Results: Sequential Performance
Fantastic sequential read and write performance is a trademark of modern SSDs. To measure it, we use incompressible data over a 16 GB LBA space, and then test at queue depths from one to 16. We're reporting these numbers in binary (where 1 KB equals 1024) instead of decimal numbers (where 1 KB is 1000 bytes). When necessary, we also limit the scale of the chart to enhance readability.
128 KB Sequential Read
As we've seen from some of our recent SSD reviews, performance at low queue depths starts slow, and scales up as outstanding commands pile up. I speculate that our 128 KB sequential workload isn't intense enough to fully saturate Adata's SP920s. Perhaps its an artifact of larger page sizes (16 KB in this case).
All four drives are more or less equal in this test, peaking at almost 540 MB/s at a queue depth of four. I'm using 128 KB chunks of data, whereas a test utility like AS SSD is going to use somewhere in the range of 1 to 4 MB.
128 KB Sequential Write
128/256 GB Adata SP920
I'll start by write testing the two smaller SP920s, and comparing them to the older Crucial M500 equivalents. Why am I dipping back to the 120 and 240 GB M500s? Unfortunately, Crucial didn't send along its 128 and 256 GB models for review, which benefit from twice as many dies as Adata's SSDs. So instead of making this face-off about interleaving, it's instead a measure of firmware and controller performance. Even with the same NAND, we realize a notable speed-up from the two Adata offerings.

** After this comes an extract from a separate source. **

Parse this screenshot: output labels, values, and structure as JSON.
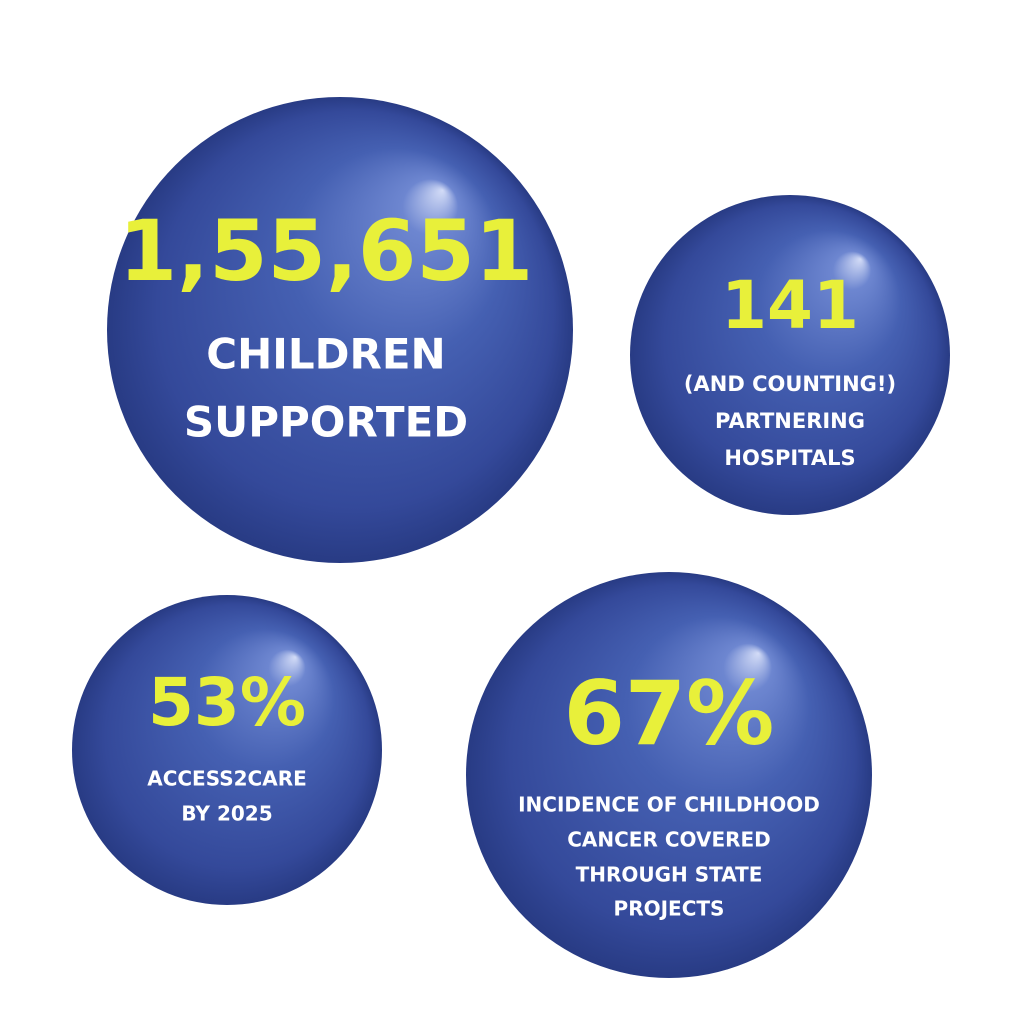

The 128 GB Adata SP920 achieves 177 MB/s, which is quite a bit faster than the 120 GB M500's result in the mid-130 MB/s range. The 256 GB model's jump is even more impressive; it registers an extra 100 MB/s. That's awesome, and very close to Adata's official specification. However, the 256 GB M550 is supposed to achieve 500 MB/s. Those extra dies prove useful in a test like this one.
There is a tradeoff here.
512/1024 GB Adata SP920
The larger models fare far more predictably, and we see total parity between the bigger drives with the same number of dies. Performance that falls just shy of 500 MB/s is a result of Micron's flash and firmware. It's about 100 MB/s more than the M500 delivers, though the real fruits of this platform are found elsewhere.
Here's a breakdown of the maximum observed 128 KB sequential read and write performance with Iometer:
The SP920s fall a few megabytes per second short in our benchmark, which are enough to put Adata's largest two models behind the Crucial M550s at the top. In any case, that small amount of difference is imperceptible.